Kendilerine has günlerinden bahsetmiyorum tabii. Kendileri olmaya devam etmeleri gereken, hatta bunu extrem koşullarda yaptıkları günleri söylüyorum. Gerçi soruyu yanıtlamak çok haddime değil. Hala sadece bir oğulum. Fakat baba olmada anneliğe de başka şeylere benzemeyen şeyler olduğunu düşünmek zor değil.
Des Vents Contraires (Ters Rüzgarlar) haftanın yenisi bir Fransız filmi. Bir adamın, hayatında esmeye başlayan iki yeni rüzgarla yolalma çabalarını anlatıyor.
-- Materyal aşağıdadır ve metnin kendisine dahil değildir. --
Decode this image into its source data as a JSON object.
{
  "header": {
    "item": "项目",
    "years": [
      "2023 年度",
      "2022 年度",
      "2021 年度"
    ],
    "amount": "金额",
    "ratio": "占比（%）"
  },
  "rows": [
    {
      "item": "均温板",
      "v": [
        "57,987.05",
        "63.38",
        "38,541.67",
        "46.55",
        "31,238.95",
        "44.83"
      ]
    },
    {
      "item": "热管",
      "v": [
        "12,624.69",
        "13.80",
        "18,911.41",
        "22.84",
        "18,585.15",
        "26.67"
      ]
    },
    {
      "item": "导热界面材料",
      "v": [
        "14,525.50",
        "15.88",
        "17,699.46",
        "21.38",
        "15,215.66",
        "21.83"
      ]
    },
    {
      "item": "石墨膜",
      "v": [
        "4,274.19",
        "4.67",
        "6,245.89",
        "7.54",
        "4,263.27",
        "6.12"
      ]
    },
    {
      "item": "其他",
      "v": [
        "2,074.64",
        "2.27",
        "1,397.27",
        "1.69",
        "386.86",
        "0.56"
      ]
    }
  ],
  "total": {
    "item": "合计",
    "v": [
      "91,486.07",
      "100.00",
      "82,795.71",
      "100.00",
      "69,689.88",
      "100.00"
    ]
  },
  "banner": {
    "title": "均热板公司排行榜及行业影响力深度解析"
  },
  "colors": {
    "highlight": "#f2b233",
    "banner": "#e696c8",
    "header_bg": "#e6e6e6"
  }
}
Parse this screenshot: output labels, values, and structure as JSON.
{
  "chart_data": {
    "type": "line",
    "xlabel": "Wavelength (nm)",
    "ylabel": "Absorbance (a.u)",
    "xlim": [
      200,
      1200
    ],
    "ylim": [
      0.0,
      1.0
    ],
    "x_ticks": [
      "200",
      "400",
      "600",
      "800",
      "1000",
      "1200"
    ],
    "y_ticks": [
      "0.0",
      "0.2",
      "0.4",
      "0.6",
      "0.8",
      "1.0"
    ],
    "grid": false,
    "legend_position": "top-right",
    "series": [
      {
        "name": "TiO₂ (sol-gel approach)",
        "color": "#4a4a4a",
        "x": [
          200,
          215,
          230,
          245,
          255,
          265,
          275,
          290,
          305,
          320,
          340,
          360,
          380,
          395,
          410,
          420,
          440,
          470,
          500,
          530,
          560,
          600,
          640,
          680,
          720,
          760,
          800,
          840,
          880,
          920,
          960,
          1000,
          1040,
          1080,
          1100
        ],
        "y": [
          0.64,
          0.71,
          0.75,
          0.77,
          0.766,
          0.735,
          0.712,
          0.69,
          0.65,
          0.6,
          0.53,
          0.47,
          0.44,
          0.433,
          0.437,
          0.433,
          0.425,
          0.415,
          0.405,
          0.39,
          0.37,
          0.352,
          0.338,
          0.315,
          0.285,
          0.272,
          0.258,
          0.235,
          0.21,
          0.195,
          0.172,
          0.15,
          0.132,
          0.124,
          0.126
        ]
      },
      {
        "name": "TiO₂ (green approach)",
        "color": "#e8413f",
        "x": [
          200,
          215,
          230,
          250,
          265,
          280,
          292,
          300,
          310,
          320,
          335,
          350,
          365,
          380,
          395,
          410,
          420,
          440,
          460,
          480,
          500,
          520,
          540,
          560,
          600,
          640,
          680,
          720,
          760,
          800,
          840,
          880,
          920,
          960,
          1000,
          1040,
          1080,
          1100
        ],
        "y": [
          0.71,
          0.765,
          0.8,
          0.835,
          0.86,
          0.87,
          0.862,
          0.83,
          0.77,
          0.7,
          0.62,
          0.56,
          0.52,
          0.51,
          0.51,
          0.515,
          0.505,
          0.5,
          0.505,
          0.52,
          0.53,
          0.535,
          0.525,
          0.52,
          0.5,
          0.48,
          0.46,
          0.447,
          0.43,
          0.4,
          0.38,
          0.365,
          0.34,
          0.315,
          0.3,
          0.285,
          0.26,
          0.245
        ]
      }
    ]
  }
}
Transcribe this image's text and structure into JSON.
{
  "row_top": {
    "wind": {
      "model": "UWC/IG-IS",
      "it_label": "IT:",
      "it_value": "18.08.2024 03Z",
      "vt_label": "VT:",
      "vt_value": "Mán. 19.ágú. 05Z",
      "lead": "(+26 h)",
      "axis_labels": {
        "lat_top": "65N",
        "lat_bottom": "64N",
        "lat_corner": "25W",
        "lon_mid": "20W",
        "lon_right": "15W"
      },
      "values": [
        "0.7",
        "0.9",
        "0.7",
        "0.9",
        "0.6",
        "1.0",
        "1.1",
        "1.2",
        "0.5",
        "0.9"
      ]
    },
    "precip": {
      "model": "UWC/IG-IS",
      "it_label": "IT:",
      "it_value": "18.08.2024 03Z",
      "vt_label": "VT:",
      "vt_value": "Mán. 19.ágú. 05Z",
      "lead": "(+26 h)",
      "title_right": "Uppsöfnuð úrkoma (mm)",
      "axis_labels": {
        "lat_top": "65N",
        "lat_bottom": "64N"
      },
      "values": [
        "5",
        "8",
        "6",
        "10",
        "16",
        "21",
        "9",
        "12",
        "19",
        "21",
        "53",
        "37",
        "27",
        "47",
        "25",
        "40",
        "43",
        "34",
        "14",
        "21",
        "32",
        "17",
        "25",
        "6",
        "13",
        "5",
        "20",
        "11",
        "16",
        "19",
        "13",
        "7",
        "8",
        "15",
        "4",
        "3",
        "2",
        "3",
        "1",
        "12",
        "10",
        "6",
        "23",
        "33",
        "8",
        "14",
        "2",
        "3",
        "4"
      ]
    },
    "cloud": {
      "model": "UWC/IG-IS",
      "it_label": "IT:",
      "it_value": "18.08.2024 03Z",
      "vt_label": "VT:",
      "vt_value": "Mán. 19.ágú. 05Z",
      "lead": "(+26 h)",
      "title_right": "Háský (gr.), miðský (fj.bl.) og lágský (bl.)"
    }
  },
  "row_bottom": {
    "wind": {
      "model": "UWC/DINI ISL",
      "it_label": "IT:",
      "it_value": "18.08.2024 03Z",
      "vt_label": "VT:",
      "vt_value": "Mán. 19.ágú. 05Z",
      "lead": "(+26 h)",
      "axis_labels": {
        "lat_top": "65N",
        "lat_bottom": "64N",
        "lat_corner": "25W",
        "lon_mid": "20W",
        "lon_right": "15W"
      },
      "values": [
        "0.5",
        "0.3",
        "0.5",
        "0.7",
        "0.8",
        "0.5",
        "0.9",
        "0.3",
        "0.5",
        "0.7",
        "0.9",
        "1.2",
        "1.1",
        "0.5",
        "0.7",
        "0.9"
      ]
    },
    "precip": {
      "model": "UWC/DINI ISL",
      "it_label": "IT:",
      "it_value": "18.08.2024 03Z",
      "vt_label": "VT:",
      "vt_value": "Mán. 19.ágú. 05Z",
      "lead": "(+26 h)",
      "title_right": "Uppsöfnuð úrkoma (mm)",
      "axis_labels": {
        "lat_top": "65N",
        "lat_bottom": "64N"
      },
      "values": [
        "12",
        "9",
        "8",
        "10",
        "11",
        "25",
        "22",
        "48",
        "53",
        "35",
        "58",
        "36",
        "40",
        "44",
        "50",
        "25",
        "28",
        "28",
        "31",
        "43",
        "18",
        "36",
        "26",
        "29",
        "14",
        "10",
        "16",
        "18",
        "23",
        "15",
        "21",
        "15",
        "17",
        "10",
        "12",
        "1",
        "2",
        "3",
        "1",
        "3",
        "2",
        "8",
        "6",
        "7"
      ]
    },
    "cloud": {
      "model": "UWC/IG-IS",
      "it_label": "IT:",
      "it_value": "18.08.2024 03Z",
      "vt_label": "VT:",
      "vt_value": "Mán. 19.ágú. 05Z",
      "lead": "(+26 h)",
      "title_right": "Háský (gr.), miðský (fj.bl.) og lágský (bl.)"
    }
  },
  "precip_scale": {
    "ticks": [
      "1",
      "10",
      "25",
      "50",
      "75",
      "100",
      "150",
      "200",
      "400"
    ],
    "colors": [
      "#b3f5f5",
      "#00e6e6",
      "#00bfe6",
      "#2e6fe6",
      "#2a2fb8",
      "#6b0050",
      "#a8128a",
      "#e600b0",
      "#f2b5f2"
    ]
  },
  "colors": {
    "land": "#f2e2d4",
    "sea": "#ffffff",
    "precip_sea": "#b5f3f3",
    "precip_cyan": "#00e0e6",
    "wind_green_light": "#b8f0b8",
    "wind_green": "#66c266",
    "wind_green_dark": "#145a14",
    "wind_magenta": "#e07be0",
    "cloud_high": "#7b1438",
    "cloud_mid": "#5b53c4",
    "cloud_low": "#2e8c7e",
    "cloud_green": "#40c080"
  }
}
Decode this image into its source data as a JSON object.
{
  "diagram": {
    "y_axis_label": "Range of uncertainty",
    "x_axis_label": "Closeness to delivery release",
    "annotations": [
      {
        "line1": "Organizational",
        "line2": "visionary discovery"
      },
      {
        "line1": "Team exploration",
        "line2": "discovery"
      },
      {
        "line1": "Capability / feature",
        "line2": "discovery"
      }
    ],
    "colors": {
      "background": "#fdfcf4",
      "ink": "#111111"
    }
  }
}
Paul (Benoit Magimel) bir baba ve bir yazar, anladığımız kadarıyla en verimli döneminde de değil. Bir sabah karısı Clement’le (Audrey Tatou) yaptıkları (ve galiba rutin olan) tartışmanın herşeyi değiştireceğinden habersiz. Doktor olan Clement Paul’den çocuklarla iligli daha çok sorumluluk yüklenmesini ister, daha fazlasını kaldıramayacağını söyler. Sonra Clement ortadan kaybolur. Paul’ün onu arama girişimi sonuç vermez. Artık Paul tek başına bir ebeveyn ve tümden değişen hayatına çözümler bulması gereken bir adamdır. “Çok daha” baba olmak yetmeyecektir ona. Ağabeyinin davetiyle doğup büyüdüğü yerlere dönmek, başka işler de denemek zorunda kalır.
Filmde memleket Paul için de benzer anlamlar taşıyor. Girdisi çıktısı belli sokaklar, “öyle” kokan bir gökyüzü ve iki yüzü keskin hesaplaşmalar. Yeni hayatına adaptasyon sürecini Paul, oğluyla görüşmesi yasak bir başka baba ile ilişkisinde, ve geçmişte kendi babasına tavırlarından şikayetçi ağabeyiyle tartışmalarında yeniden yeniden işlemekle karşı karşıyadır.
“Ters Rüzgarlar” Olivier Adan’ın aynı adlı romanının bir adaptasyonu. Jalil Jespert yönetmiş ve senaryo yazımına Olivier Adan ve Marion Laine ile birlikte dahil olmuş. Filmin klasik Fransız drama izleklerine sadık olduğunu belirtmek lazım. Bizatihi olaylara odaklanmaktan çok, onlardan arta kalan ya da onları önceleyen şeylerin duygularıyla ilgileniyor film. Karakterleri öngörülebilir mantıklarda sergilemeyen, onların saçma, şaşırtıcı, hüzün ve heyecan verici yanlarına yer açan bir tarz bu. Ayrıca sert tartışmalar ve bağırış çağırışlara gizlenen hassasiyetler... Bence Fransız sinemasının en güçlü yanları bunlar ve Ters Rüzgarlar’da da etkisini hissettiriyor.Benoit Magimel iyi bir oyuncu, ağabeyini oynayan Anoine Dulery’nin en az onunki kadar büyük desteği Ters Rüzgarlar’ı destekliyor.
Bir baba bir kaptandır ne de olsa, Paul’ün, arkadan esmeyen rüzgarlarla yaptığı seyir beyaz perdede.